Clinical Pharmacodynamics: Principles of Drug Response and Alterations in Kidney Disease

Abstract

Pharmacokinetics and pharmacodynamics follow the logic of cause and consequence. Receptor-mediated and reversible effects can be distinguished from direct and irreversible effects. Reversible effects are capacity-limited and saturable whereas irreversible effects are limited only by the number of viable targets. In the case of receptor-mediated and reversible effects a threshold and a ceiling concentration can be defined. Antimicrobial drugs with concentration-dependent action are distinguished from drugs with time-dependent action. Concentration-dependent effects are associated with a high ceiling concentration and the target is the high peak. Time-dependent effects are associated with a high threshold concentration and the target is the high trough. During kidney dysfunction, alterations of drug response are usually attributed to pharmacokinetic but rarely to pharmacodynamic changes. Dose adjustment calculations, therefore, tacitly presume that pharmacodynamic parameters remain unchanged while only pharmacokinetic parameters are altered in kidney failure. Kidney dysfunction influences the pharmacokinetic parameters of at least 50% of all essential drugs. Clinicians usually consider pharmacokinetics when kidney disease is found, but pharmacodynamics is as important. Alterations of pharmacodynamic parameters are conceivable but only rarely reported in kidney failure. Sometimes surprising dosing adjustments are needed when pharmacodynamic concepts are brought into the decision process of which dose to choose. Pharmacokinetics and pharmacodynamics should both be considered when any dosing regimen is determined.

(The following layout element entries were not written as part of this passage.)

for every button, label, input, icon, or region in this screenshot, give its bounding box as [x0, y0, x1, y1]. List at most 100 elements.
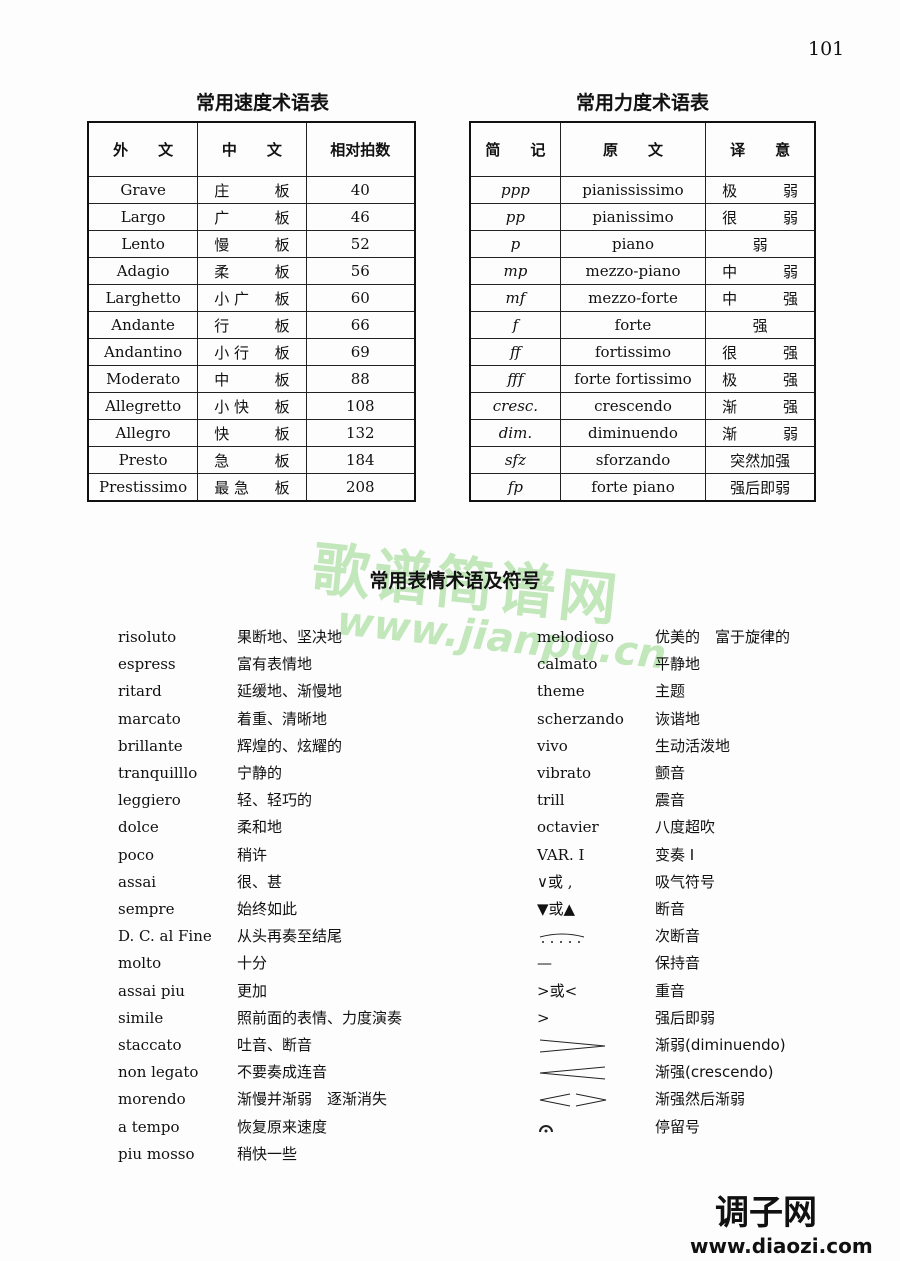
tempo-chinese-a: 庄	[214, 181, 230, 200]
expression-term: sempre	[118, 900, 175, 918]
expression-meaning: 平静地	[655, 655, 701, 674]
tempo-term: Lento	[87, 230, 199, 258]
expression-term: tranquilllo	[118, 764, 198, 782]
expression-meaning: 从头再奏至结尾	[237, 927, 343, 946]
meaning-a: 很	[722, 343, 738, 362]
expression-item: simile 照前面的表情、力度演奏	[0, 1005, 450, 1032]
expression-meaning: 恢复原来速度	[237, 1117, 328, 1136]
tempo-chinese-b: 板	[274, 262, 290, 281]
expression-term: a tempo	[118, 1117, 180, 1136]
tempo-chinese-b: 板	[274, 478, 290, 497]
tempo-chinese-a: 慢	[214, 235, 230, 254]
tempo-term: Prestissimo	[87, 473, 199, 502]
tempo-chinese-a: 中	[214, 370, 230, 389]
tempo-term: Largo	[87, 203, 199, 231]
dynamics-original: sforzando	[559, 446, 707, 474]
header-meaning: 译 意	[705, 121, 816, 177]
expression-item: poco 稍许	[0, 842, 450, 869]
expression-term: —	[537, 954, 552, 973]
tempo-beats: 108	[305, 392, 416, 420]
expression-item: leggiero 轻、轻巧的	[0, 787, 450, 814]
tempo-chinese: 小 行板	[197, 338, 307, 366]
dynamics-table: 简 记 原 文 译 意 ppp pianississimo 极弱 pp pianissi…	[469, 121, 816, 502]
tempo-beats: 52	[305, 230, 416, 258]
expression-item: VAR. I 变奏 I	[450, 842, 870, 869]
expression-title: 常用表情术语及符号	[369, 570, 541, 592]
meaning-b: 强	[782, 370, 798, 389]
tempo-chinese: 柔板	[197, 257, 307, 285]
expression-item: staccato 吐音、断音	[0, 1032, 450, 1059]
meaning-b: 弱	[782, 262, 798, 281]
expression-meaning: 停留号	[655, 1117, 701, 1136]
expression-item: vivo 生动活泼地	[450, 733, 870, 760]
expression-meaning: 重音	[655, 981, 686, 1000]
tempo-row: Adagio 柔板 56	[87, 257, 416, 285]
expression-term: theme	[537, 682, 585, 701]
expression-meaning: 断音	[655, 900, 686, 918]
expression-meaning: 始终如此	[237, 900, 298, 918]
expression-term: ▼或▲	[537, 900, 576, 918]
tempo-term: Andante	[87, 311, 199, 339]
expression-term: assai	[118, 872, 157, 891]
expression-item: non legato 不要奏成连音	[0, 1059, 450, 1086]
expression-term: >	[537, 1008, 550, 1027]
expression-item: risoluto 果断地、坚决地	[0, 624, 450, 651]
tempo-chinese: 小 广板	[197, 284, 307, 312]
dynamics-abbr: sfz	[469, 446, 561, 474]
tempo-chinese-b: 板	[274, 397, 290, 416]
tempo-term: Moderato	[87, 365, 199, 393]
dynamics-row: mp mezzo-piano 中弱	[469, 257, 816, 285]
meaning-b: 弱	[782, 424, 798, 443]
expression-meaning: 生动活泼地	[655, 736, 731, 755]
expression-term: assai piu	[118, 981, 185, 1000]
dynamics-abbr: cresc.	[469, 392, 561, 420]
dynamics-abbr: f	[469, 311, 561, 339]
tempo-chinese-b: 板	[274, 235, 290, 254]
expression-meaning: 变奏 I	[655, 845, 695, 864]
expression-term: dolce	[118, 818, 159, 837]
header-original: 原 文	[559, 121, 707, 177]
meaning-text: 弱	[752, 235, 768, 254]
meaning-a: 很	[722, 208, 738, 227]
expression-meaning: 果断地、坚决地	[237, 628, 343, 646]
expression-meaning: 八度超吹	[655, 818, 716, 837]
tempo-term: Allegro	[87, 419, 199, 447]
expression-item: ritard 延缓地、渐慢地	[0, 678, 450, 705]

Keywords: Tacrolimus; chemotherapy; kidney failure; pharmacokinetics.

Figure 1.

Pharmacodynamics (PD) follow pharmacokinetics (PK). The time-dependent course of the effect can be modeled by inserting the time-dependent concentration decline (C) into the equation for the pharmacodynamic Emax model (E). In contrast to an irreversible effect, reversible effects (E) concomitantly diminish when concentrations (C) decline with time (t). The effect bisection time will rise in proportion to the T_1/2 (T_1/2→TED₅₀). This suggests to extend the administration interval when the elimination is impaired in kidney failure (T_1/2: 12→24). Emax, maximum effect; CE₅₀, concentration producing half-maximum effect; TED₅₀, effect bisection time.

Figure 2.

Pharmacokinetics and pharmacodynamics of apixaban and rivaroxaban (12). Pharmacodynamics (right): The effect bisection time (TED₅₀) can be read off at approximately 15 hours for apixaban (red arrow) and at 29 hours for rivaroxaban (blue arrow). The time after dosing when 50% of maximum effect (Emax) is produced is 15 hours with apixaban but 29 hours with rivaroxaban. Pharmacokinetics (left): At 27 hours (=12+15), the concentration producing 50% of Emax (CE₅₀) can visually be determined with CE₅₀=50 µg/L for apixaban (red) but at 29 hours with CE₅₀=20 µg/L for rivaroxaban (blue).

Figure 3.

Carboplatin and kidney failure: Near-normal elimination kinetics can be established by hemodialysis (HD) initiated 2 hours after carboplatin infusion.

Figure 4.

The effect (E) depends on concentrations (C) according to the sigmoid Emax model. Pharmacodynamic parameters as determined for normal kidney function potentially might change due to kidney failure: When the Hill coefficient decreases (H: →1.0) the dose must be increased. When the maximum effect is diminished (Emax: →50) more of the drug or another drug should be given. When the effects of two drugs are additive (Emax: →150) the combination has advantages. When the concentration producing the half-maximum effect increases (CE₅₀: →40) a higher dose will be needed. Conversely, when the sensitivity increases (CE₅₀: →10) the dose must be reduced. Most frequently, but not exclusively so, the dosage should be reduced in kidney failure.